1
votes

I have found some lovely code on your site from a posting a few years ago, that gives me the specific table, row and column information to export to Excel, and it works well. (Thanks to the original posters).

However, I have now been asked to grab another table cell, and this one has several paragraphs within it, which have been auto-numbered as a list within the cell (or in another, bullet pointed). I don't always know how many items will be in the list, but I need the full cell contents.

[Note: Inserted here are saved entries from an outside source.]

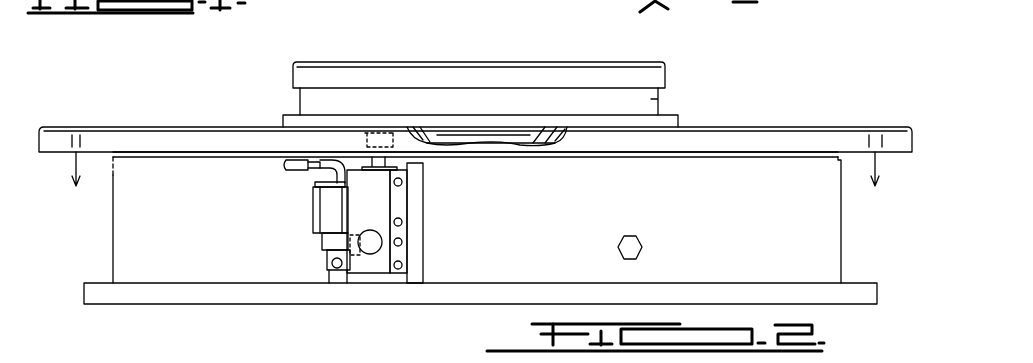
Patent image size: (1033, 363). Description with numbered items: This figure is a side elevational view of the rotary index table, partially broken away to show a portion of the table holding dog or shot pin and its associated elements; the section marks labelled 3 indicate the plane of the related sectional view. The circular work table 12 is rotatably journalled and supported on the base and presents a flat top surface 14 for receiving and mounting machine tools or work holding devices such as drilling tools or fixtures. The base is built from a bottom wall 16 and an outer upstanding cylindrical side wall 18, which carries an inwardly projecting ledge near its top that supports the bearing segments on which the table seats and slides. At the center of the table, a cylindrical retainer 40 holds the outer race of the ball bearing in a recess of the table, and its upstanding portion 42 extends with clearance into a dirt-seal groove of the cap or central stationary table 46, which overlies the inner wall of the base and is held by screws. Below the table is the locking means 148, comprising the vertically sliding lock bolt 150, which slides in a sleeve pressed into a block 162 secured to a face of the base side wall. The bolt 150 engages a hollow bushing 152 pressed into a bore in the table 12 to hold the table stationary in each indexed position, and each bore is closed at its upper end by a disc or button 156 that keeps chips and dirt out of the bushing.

The section line 3- 3 is at (469, 165).
The circular work table 12 is at (830, 137).
The flat top surface 14 is at (780, 128).
The bottom wall 16 is at (483, 298).
The outer upstanding cylindrical shaped side wall 18 is at (123, 242).
The cylindrical retainer 40 is at (672, 116).
The upstanding portion 42 is at (666, 100).
The central stationary table 46 is at (547, 68).
The locking means 148 is at (450, 235).
The lock bolt 150 is at (372, 170).
The hollow bushing 152 is at (440, 160).
The disc or button 156 is at (387, 127).
The block 162 is at (367, 200).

The issue I have is that when the data exports to Excel via the coding, it looses the numbering, and the carriage returns, and basically all runs together without any break to the previous line's data.

eg -

  1. P&ID 111222
  2. DWG 111-5456
  3. DOC 512BC-1234

becomes on export:
P&ID 111222DWG 111-5456DOC512BC-1234

Could anyone please advise how to adjust the code to stop the data from running together? I would be happy to get the data in the one Excel cell, or in several if that is the way it has to be.

Thanks in advance, Wendy

  Sub wordScrape()

Dim wrdDoc As Object
Dim objFiles As Object
Dim fso As Object
Dim wordApp As Object
Dim sh1 As Worksheet
Dim x As Integer

' Change this to the folder containing your word documents
FolderName = "Y:\120\TEST"

Set sh1 = ThisWorkbook.Sheets(1)
Set fso = CreateObject("Scripting.FileSystemObject")
Set wordApp = CreateObject("Word.application")
Set objFiles = fso.GetFolder(FolderName).Files

x = 1
For Each wd In objFiles
    If InStr(wd, ".docx") And InStr(wd, "~") = 0 Then
        Set wrdDoc = wordApp.Documents.Open(wd.Path, ReadOnly = True)
        
        'word document file name
        sh1.Cells(x, 1) = wd.Name
        
        'document number - Table 1, Row 2, Column 1
        sh1.Cells(x, 2) = Application.WorksheetFunction.Clean(wrdDoc.Tables(1).Cell(Row:=2, Column:=1).Range)
        
        'document title - Table 1, Row 3, Column 1
        sh1.Cells(x, 3) = Application.WorksheetFunction.Clean(wrdDoc.Tables(1).Cell(Row:=3, Column:=1).Range)
        
        'cell for tags for document - Table 1, Row 9, Column 2
        ' note - if more than 1 line, and automatic numbering in WORD doc, when exported, will remove numbering and line breaks - runs everything together
        sh1.Cells(x, 4) = Application.WorksheetFunction.Clean(wrdDoc.Tables(1).Cell(Row:=9, Column:=2).Range)
        
        'cell that notes frequency for doc - Table 1, Row 16, Column 2
        sh1.Cells(x, 5) = Application.WorksheetFunction.Clean(wrdDoc.Tables(1).Cell(Row:=16, Column:=2).Range)
        
               
        'sh1.Cells(x, 3) = ....more extracted data....
        
        x = x + 1
    wrdDoc.Close
    End If

Next wd
wordApp.Quit
End Sub
1

1 Answers

2
votes

This will extract regular or bulleted text from a Word table cell, formatted for use in an Excel cell.

It will add "bullets" or numbers if the text in word is formatted as a list (but note the numbers will be off if the cell has mixed formatting)

'get the text from a table cell
Function CellContent(wdCell) As String
    Dim s As String, i As Long, pc As Long, p As Object
    pc = wdCell.Range.Paragraphs.Count
    'loop over paragraphs in cell (could just be 1)
    For i = 1 To pc
        s = s & IIf(i > 1, Chr(10), "") 'line break if not first para

        Set p = wdCell.Range.Paragraphs(i)
        'any list format applied ?
        Select Case p.Range.listformat.listtype
            Case 2: s = s & "* " 'bullet
            Case 3: s = s & i & ". " 'numbered
        End Select
        s = s & p.Range.Text
    Next i

    CellContent = Left(s, Len(s) - 1) 'trim off end-of-cell mark from Word
End Function

Here's how you'd call it from your current Sub:

sh1.Cells(x, 4) = CellContent( wrdDoc.Tables(1).Cell(9, 2) )